From the right fell something that sparkled in the early morning light. From the left, a leaf that no tree in this forest had shed.
She stared at them. She stared, and then bent, stiffly and slowly, as if she had aged decades in one night. Her hands trembled as she lifted the pendant from packed snow and dirt; she held it aloft. It caught light. It was a simple thing, really: a locket in the shape of an oval. She had no doubt that if she opened it, at least one half of the two sides would be filled.
But she didn’t.
It wasn’t meant for her.
Nothing, this morning, was. She lifted the chain in trembling hands, and lowered it over her head; it caught in strands of her hair and she tore at them. She would wear this—it was the only way she could be guaranteed to keep it safe.
• • •
When Angel woke, he knew something was wrong. He signed—to Adam—and Adam shook his head, his lips thinner than usual, his gentle smile completely absent.
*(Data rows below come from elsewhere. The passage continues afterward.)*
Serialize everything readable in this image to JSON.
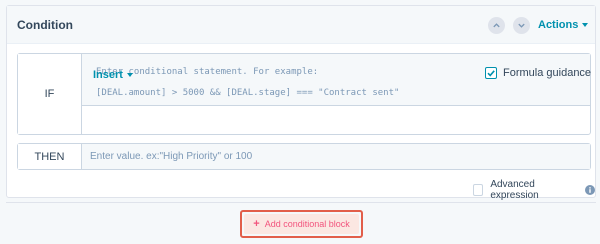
{
  "condition_panel": {
    "title": "Condition",
    "actions_label": "Actions"
  },
  "if_block": {
    "label": "IF",
    "placeholder_line1": "Enter conditional statement. For example:",
    "placeholder_line2": "[DEAL.amount] > 5000 && [DEAL.stage] === \"Contract sent\"",
    "insert_label": "Insert",
    "formula_guidance_label": "Formula guidance",
    "formula_guidance_checked": true
  },
  "then_block": {
    "label": "THEN",
    "placeholder": "Enter value. ex:\"High Priority\" or 100",
    "value": ""
  },
  "advanced_expression": {
    "label": "Advanced expression",
    "checked": false
  },
  "add_block_button": {
    "label": "Add conditional block"
  },
  "colors": {
    "accent": "#0091ae",
    "highlight_border": "#e25e4a",
    "add_button_text": "#f2547d"
  }
}
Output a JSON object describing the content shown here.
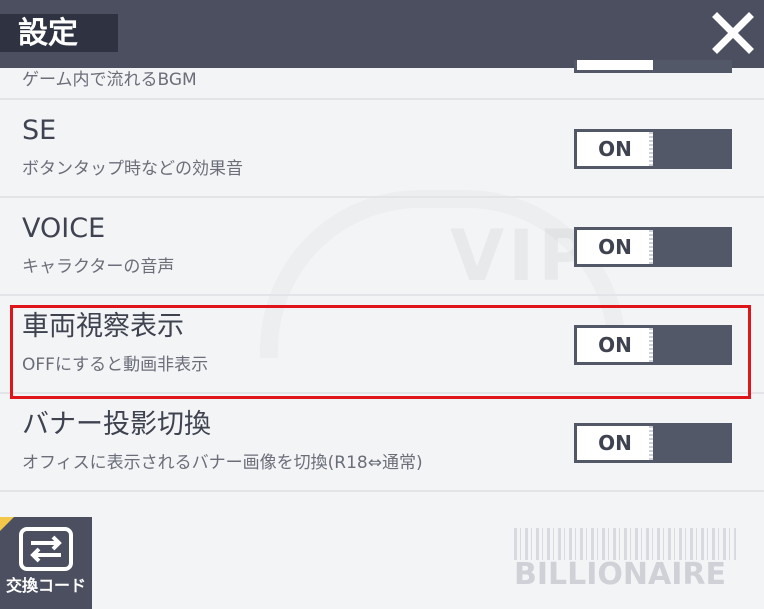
{
  "header": {
    "title": "設定"
  },
  "partial_row": {
    "desc": "ゲーム内で流れるBGM"
  },
  "settings": [
    {
      "title": "SE",
      "desc": "ボタンタップ時などの効果音",
      "toggle": "ON"
    },
    {
      "title": "VOICE",
      "desc": "キャラクターの音声",
      "toggle": "ON"
    },
    {
      "title": "車両視察表示",
      "desc": "OFFにすると動画非表示",
      "toggle": "ON"
    },
    {
      "title": "バナー投影切換",
      "desc": "オフィスに表示されるバナー画像を切換(R18⇔通常)",
      "toggle": "ON"
    }
  ],
  "bottom": {
    "exchange_label": "交換コード",
    "brand": "BILLIONAIRE"
  },
  "colors": {
    "header": "#4b4f5f",
    "toggle": "#535868",
    "highlight": "#e0141b",
    "background": "#f3f4f6"
  }
}
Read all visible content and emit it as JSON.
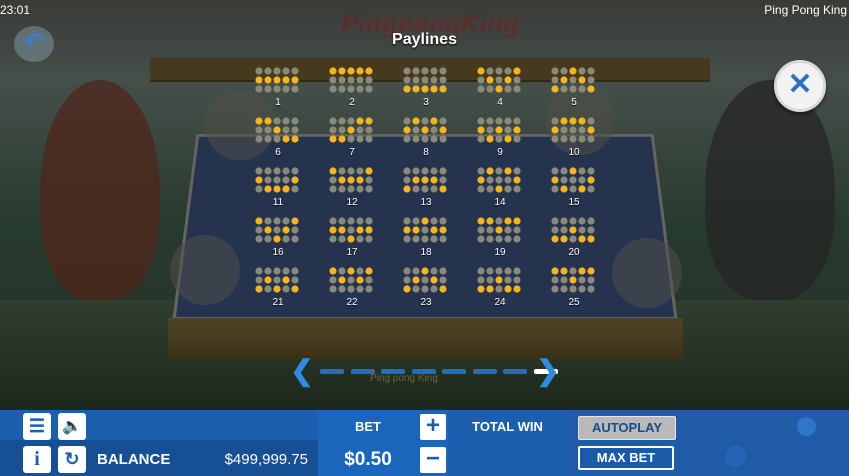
{
  "status_bar": {
    "time": "23:01",
    "app_title": "Ping Pong King"
  },
  "game": {
    "logo": "PingpongKing"
  },
  "paylines_panel": {
    "title": "Paylines",
    "lines": [
      {
        "num": "1",
        "pattern": [
          [
            0,
            0,
            0,
            0,
            0
          ],
          [
            1,
            1,
            1,
            1,
            1
          ],
          [
            0,
            0,
            0,
            0,
            0
          ]
        ]
      },
      {
        "num": "2",
        "pattern": [
          [
            1,
            1,
            1,
            1,
            1
          ],
          [
            0,
            0,
            0,
            0,
            0
          ],
          [
            0,
            0,
            0,
            0,
            0
          ]
        ]
      },
      {
        "num": "3",
        "pattern": [
          [
            0,
            0,
            0,
            0,
            0
          ],
          [
            0,
            0,
            0,
            0,
            0
          ],
          [
            1,
            1,
            1,
            1,
            1
          ]
        ]
      },
      {
        "num": "4",
        "pattern": [
          [
            1,
            0,
            0,
            0,
            1
          ],
          [
            0,
            1,
            0,
            1,
            0
          ],
          [
            0,
            0,
            1,
            0,
            0
          ]
        ]
      },
      {
        "num": "5",
        "pattern": [
          [
            0,
            0,
            1,
            0,
            0
          ],
          [
            0,
            1,
            0,
            1,
            0
          ],
          [
            1,
            0,
            0,
            0,
            1
          ]
        ]
      },
      {
        "num": "6",
        "pattern": [
          [
            1,
            1,
            0,
            0,
            0
          ],
          [
            0,
            0,
            1,
            0,
            0
          ],
          [
            0,
            0,
            0,
            1,
            1
          ]
        ]
      },
      {
        "num": "7",
        "pattern": [
          [
            0,
            0,
            0,
            1,
            1
          ],
          [
            0,
            0,
            1,
            0,
            0
          ],
          [
            1,
            1,
            0,
            0,
            0
          ]
        ]
      },
      {
        "num": "8",
        "pattern": [
          [
            0,
            1,
            0,
            1,
            0
          ],
          [
            1,
            0,
            1,
            0,
            1
          ],
          [
            0,
            0,
            0,
            0,
            0
          ]
        ]
      },
      {
        "num": "9",
        "pattern": [
          [
            0,
            0,
            0,
            0,
            0
          ],
          [
            1,
            0,
            1,
            0,
            1
          ],
          [
            0,
            1,
            0,
            1,
            0
          ]
        ]
      },
      {
        "num": "10",
        "pattern": [
          [
            0,
            1,
            1,
            1,
            0
          ],
          [
            1,
            0,
            0,
            0,
            1
          ],
          [
            0,
            0,
            0,
            0,
            0
          ]
        ]
      },
      {
        "num": "11",
        "pattern": [
          [
            0,
            0,
            0,
            0,
            0
          ],
          [
            1,
            0,
            0,
            0,
            1
          ],
          [
            0,
            1,
            1,
            1,
            0
          ]
        ]
      },
      {
        "num": "12",
        "pattern": [
          [
            1,
            0,
            0,
            0,
            1
          ],
          [
            0,
            1,
            1,
            1,
            0
          ],
          [
            0,
            0,
            0,
            0,
            0
          ]
        ]
      },
      {
        "num": "13",
        "pattern": [
          [
            0,
            0,
            0,
            0,
            0
          ],
          [
            0,
            1,
            1,
            1,
            0
          ],
          [
            1,
            0,
            0,
            0,
            1
          ]
        ]
      },
      {
        "num": "14",
        "pattern": [
          [
            0,
            1,
            0,
            1,
            0
          ],
          [
            1,
            0,
            0,
            0,
            1
          ],
          [
            0,
            0,
            1,
            0,
            0
          ]
        ]
      },
      {
        "num": "15",
        "pattern": [
          [
            0,
            0,
            1,
            0,
            0
          ],
          [
            1,
            0,
            0,
            0,
            1
          ],
          [
            0,
            1,
            0,
            1,
            0
          ]
        ]
      },
      {
        "num": "16",
        "pattern": [
          [
            1,
            0,
            0,
            0,
            1
          ],
          [
            0,
            1,
            0,
            1,
            0
          ],
          [
            0,
            0,
            1,
            0,
            0
          ]
        ]
      },
      {
        "num": "17",
        "pattern": [
          [
            0,
            0,
            0,
            0,
            0
          ],
          [
            1,
            1,
            0,
            1,
            1
          ],
          [
            0,
            0,
            1,
            0,
            0
          ]
        ]
      },
      {
        "num": "18",
        "pattern": [
          [
            0,
            0,
            1,
            0,
            0
          ],
          [
            1,
            1,
            0,
            1,
            1
          ],
          [
            0,
            0,
            0,
            0,
            0
          ]
        ]
      },
      {
        "num": "19",
        "pattern": [
          [
            1,
            1,
            0,
            1,
            1
          ],
          [
            0,
            0,
            1,
            0,
            0
          ],
          [
            0,
            0,
            0,
            0,
            0
          ]
        ]
      },
      {
        "num": "20",
        "pattern": [
          [
            0,
            0,
            0,
            0,
            0
          ],
          [
            0,
            0,
            1,
            0,
            0
          ],
          [
            1,
            1,
            0,
            1,
            1
          ]
        ]
      },
      {
        "num": "21",
        "pattern": [
          [
            0,
            0,
            0,
            0,
            0
          ],
          [
            0,
            1,
            0,
            1,
            0
          ],
          [
            1,
            0,
            1,
            0,
            1
          ]
        ]
      },
      {
        "num": "22",
        "pattern": [
          [
            1,
            0,
            1,
            0,
            1
          ],
          [
            0,
            1,
            0,
            1,
            0
          ],
          [
            0,
            0,
            0,
            0,
            0
          ]
        ]
      },
      {
        "num": "23",
        "pattern": [
          [
            0,
            0,
            1,
            0,
            0
          ],
          [
            0,
            1,
            0,
            1,
            0
          ],
          [
            1,
            0,
            0,
            0,
            1
          ]
        ]
      },
      {
        "num": "24",
        "pattern": [
          [
            0,
            0,
            0,
            0,
            0
          ],
          [
            0,
            0,
            1,
            0,
            0
          ],
          [
            1,
            1,
            0,
            1,
            1
          ]
        ]
      },
      {
        "num": "25",
        "pattern": [
          [
            1,
            1,
            0,
            1,
            1
          ],
          [
            0,
            0,
            1,
            0,
            0
          ],
          [
            0,
            0,
            0,
            0,
            0
          ]
        ]
      }
    ]
  },
  "pagination": {
    "pages": 8,
    "active_index": 7,
    "caption": "Ping pong King"
  },
  "controls": {
    "balance_label": "BALANCE",
    "balance_value": "$499,999.75",
    "bet_label": "BET",
    "bet_value": "$0.50",
    "plus": "+",
    "minus": "−",
    "total_win_label": "TOTAL WIN",
    "autoplay_label": "AUTOPLAY",
    "max_bet_label": "MAX BET"
  },
  "colors": {
    "on_dot": "#f7b41c",
    "off_dot": "#8a8a7a",
    "accent_blue": "#1b5fae"
  }
}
No one appeared to have gone missing during a night spent in the admittedly warm but very cramped hole they had dug out of snow that was probably, from the looks of this forest, older than Angel.
Calliastra was tending the fire. Celleriant was beside her, at a cold but respectful distance. Kallandras was preparing food, with Terrick’s help—or perhaps the reverse. Shianne sat opposite Calliastra; she was the only person present who didn’t seem to be aware of the raven-haired, disturbingly attractive child of—if Jay was right—gods. No; her eyes were on Jay; she was watchful.
She was, Angel thought, worried.
Jay was pacing. She stopped when Angel caught her attention—mostly by stepping into the path her feet had crushed into the snow. He froze—it was cold enough for that—when he saw her eyes.
They were red.
“Jay?”
She started to speak, stopped. Three times. And then she inhaled and lifted shaking hands instead. Her hands were mittened—mittens being the piece of Winter clothing she most disliked—and seeing this she bunched those hands into fists instead.